Two months earlier the board had voted down a proposal to remove the three but agreed legal advice should be sought. TheBMJ understands that despite requests the legal opinion has not been shown to board members.

To date, the trio have not resigned, but the move against them prompted the Danish Diabetes Association to cut ties with the IDF. “As soon we are confident about the re-instalment of good governance in IDF Global we will reconsider our membership,” the Danes wrote.

Their resignation had little effect, with Cho reportedly now proposing to amend the IDF’s articles of associations and operating procedures to mandate the removals.

If the three are forced out The BMJ understands more associations are likely to resign, further weakening the IDF’s mandate as a global voice.

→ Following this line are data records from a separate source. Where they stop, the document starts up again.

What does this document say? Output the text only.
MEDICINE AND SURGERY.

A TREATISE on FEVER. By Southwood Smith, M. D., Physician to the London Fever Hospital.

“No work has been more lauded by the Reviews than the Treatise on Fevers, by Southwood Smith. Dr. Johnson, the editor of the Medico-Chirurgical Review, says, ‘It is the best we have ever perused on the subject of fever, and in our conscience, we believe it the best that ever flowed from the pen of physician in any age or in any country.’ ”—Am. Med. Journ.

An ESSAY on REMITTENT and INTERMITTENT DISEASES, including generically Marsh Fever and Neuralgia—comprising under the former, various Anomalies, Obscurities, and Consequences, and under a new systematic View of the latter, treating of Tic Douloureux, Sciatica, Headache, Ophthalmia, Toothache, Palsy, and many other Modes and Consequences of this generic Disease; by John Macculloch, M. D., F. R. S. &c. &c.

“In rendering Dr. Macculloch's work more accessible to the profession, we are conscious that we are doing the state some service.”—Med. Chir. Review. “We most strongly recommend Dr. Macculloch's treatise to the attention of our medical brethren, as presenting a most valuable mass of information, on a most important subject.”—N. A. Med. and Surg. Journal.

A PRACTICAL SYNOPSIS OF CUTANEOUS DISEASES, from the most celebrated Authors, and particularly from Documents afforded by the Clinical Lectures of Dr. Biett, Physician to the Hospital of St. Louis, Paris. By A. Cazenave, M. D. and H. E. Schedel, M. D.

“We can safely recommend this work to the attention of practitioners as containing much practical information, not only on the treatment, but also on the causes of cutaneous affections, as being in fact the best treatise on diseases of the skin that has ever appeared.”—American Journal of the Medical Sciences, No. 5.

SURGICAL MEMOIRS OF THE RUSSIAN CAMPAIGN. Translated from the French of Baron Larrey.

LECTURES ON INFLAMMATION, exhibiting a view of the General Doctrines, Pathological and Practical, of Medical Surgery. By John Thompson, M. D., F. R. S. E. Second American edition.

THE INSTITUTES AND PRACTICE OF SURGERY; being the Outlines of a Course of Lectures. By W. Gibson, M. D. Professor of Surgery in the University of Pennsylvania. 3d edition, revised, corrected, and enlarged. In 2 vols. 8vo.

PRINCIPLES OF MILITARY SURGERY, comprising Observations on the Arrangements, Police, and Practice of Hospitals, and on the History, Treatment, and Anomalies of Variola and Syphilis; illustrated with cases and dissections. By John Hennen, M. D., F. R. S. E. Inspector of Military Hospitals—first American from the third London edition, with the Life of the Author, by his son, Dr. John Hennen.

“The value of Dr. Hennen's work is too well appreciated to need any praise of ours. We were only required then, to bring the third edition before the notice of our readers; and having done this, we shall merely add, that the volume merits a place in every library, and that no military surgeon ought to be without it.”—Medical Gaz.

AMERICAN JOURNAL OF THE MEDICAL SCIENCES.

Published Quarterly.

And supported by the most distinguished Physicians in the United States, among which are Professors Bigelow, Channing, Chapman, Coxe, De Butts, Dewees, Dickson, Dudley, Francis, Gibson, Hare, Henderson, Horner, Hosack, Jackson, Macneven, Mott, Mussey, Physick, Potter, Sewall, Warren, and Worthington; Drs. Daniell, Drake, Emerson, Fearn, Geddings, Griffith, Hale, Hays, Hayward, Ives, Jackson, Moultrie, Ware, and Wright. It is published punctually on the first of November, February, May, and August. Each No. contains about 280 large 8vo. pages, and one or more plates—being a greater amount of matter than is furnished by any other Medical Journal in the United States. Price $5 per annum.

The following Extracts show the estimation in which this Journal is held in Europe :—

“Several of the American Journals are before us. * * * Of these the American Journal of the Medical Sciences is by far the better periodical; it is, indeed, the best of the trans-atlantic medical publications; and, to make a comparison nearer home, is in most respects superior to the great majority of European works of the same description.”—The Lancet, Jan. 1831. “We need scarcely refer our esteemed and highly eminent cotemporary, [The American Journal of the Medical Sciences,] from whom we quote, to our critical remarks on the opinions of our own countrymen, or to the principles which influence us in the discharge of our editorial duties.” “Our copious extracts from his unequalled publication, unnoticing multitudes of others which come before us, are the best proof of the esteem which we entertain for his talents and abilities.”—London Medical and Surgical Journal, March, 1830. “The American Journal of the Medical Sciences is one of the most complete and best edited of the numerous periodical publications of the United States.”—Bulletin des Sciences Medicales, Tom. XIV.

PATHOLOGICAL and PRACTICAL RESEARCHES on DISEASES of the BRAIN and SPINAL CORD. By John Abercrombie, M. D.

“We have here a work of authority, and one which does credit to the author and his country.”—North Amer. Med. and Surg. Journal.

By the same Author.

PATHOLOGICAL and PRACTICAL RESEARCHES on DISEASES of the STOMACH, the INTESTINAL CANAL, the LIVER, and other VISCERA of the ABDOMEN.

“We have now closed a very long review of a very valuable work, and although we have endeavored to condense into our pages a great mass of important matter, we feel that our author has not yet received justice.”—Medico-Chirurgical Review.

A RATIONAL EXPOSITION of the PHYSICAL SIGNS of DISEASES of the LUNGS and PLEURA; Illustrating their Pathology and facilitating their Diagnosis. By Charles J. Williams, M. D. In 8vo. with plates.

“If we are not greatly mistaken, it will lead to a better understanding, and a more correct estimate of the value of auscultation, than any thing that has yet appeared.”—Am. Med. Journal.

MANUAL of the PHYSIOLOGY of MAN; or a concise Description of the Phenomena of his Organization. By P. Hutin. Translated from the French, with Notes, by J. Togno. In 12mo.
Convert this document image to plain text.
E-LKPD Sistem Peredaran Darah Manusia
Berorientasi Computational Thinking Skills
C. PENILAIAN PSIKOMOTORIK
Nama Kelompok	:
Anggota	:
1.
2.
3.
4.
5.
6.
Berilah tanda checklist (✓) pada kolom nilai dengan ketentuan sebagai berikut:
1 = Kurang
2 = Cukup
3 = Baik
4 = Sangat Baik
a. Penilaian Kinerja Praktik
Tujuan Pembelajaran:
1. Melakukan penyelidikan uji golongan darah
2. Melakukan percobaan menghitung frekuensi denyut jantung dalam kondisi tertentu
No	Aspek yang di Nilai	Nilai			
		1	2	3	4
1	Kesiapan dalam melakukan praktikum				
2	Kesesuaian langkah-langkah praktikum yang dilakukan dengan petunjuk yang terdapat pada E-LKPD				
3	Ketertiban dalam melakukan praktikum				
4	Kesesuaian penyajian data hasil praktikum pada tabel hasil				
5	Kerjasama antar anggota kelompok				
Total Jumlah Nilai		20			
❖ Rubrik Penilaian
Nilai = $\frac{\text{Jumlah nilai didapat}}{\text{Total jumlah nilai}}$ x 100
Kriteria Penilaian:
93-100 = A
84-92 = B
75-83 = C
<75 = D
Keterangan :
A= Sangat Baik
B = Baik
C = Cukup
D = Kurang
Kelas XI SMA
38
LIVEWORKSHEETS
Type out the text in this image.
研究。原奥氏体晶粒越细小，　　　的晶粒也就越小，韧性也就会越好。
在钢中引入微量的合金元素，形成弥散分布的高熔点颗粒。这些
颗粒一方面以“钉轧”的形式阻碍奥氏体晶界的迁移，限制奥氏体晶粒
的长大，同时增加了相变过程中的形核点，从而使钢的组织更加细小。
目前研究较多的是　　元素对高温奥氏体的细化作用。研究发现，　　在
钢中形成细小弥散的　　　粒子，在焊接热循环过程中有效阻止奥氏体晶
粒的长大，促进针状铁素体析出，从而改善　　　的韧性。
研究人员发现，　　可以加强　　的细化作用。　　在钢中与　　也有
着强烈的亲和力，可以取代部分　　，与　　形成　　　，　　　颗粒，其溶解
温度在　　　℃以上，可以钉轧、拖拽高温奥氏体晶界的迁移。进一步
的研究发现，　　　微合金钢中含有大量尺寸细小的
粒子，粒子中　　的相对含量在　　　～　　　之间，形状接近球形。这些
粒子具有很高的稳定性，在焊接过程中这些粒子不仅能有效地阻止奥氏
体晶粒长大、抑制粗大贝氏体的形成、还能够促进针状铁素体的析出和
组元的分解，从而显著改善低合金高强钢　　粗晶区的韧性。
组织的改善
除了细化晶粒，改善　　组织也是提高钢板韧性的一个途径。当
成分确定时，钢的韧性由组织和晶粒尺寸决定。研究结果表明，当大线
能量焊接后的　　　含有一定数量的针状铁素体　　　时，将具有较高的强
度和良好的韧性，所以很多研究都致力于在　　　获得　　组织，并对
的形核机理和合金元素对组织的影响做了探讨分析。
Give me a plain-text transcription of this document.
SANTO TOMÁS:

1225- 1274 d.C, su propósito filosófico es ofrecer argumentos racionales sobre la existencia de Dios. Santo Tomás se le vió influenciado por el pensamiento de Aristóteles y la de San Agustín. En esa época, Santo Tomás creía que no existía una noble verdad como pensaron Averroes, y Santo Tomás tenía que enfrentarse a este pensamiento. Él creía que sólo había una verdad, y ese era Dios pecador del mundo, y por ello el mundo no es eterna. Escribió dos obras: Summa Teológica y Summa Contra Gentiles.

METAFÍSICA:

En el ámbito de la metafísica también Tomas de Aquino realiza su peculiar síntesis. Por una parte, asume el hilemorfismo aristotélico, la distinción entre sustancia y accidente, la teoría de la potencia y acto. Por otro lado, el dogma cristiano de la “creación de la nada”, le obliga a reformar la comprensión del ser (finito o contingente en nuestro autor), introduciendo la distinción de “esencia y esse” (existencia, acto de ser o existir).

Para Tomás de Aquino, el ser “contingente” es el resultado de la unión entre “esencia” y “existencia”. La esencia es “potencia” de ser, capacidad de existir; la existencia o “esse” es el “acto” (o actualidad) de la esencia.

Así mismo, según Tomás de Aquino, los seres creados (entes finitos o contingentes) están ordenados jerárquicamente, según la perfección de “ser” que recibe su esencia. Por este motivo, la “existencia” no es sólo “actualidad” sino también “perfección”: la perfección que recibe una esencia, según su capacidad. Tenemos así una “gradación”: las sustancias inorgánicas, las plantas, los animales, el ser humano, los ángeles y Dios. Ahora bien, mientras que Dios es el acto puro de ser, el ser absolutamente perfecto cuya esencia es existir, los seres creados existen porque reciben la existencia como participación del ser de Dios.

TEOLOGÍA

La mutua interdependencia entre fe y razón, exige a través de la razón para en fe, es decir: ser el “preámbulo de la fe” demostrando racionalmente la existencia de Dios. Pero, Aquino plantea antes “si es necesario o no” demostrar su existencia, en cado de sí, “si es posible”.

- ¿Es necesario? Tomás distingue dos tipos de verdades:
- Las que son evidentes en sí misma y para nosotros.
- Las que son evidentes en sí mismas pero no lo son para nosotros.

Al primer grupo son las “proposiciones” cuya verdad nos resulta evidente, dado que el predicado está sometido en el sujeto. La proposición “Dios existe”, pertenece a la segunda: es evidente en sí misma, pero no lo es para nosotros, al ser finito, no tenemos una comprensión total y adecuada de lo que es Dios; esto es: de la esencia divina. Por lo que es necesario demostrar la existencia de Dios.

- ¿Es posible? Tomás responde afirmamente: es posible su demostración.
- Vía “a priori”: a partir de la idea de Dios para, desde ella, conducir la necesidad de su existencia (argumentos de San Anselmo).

German Diabetes Aid says it has “reduced its interactions with and support to IDF to the absolute minimum and is watching the current situation very closely.” Should elected board members lose their current positions it says it would reconsider its position.

Juleen Zierath, president of the European Association for the Study of Diabetes, says: “We are concerned about the governance of IDF. We are keeping a careful watch on the situation and are reconsidering our position frequently.”

A former board member says that if the “unconstitutional and egregious” attempt to oust Boulton is successful “it would drive the final nail into the coffin of corporate support” for the IDF.

Already struggling to cope with a long term decline in external funding and falling attendance at its biannual congress, the IDF can ill afford to lose further support. But it may already be too late.

Cho’s latest move is to launch legal action against Hirst in respect of alleged mismanagement of the IDF during his presidency. Hirst is accused of mismanaging the AstraZeneca overpayment. The IDF is claiming damages of just €1.

Describing the action as “vexatious” Hirst says: “There was no loss, financial or accounting, and the matter was handled perfectly properly by IDF.”

If the IDF loses the case it may have to fund Hirst’s legal expenses as well as its own.

“We should start again,” says one former board member. “Diabetes needs a new advocacy organisation without all these past presidents hanging around.”


  • Competing interests: I have read and understood BMJ policy on declaration of interests and have no relevant interests to declare.

  • Provenance and peer review: Commissioned; not externally peer reviewed.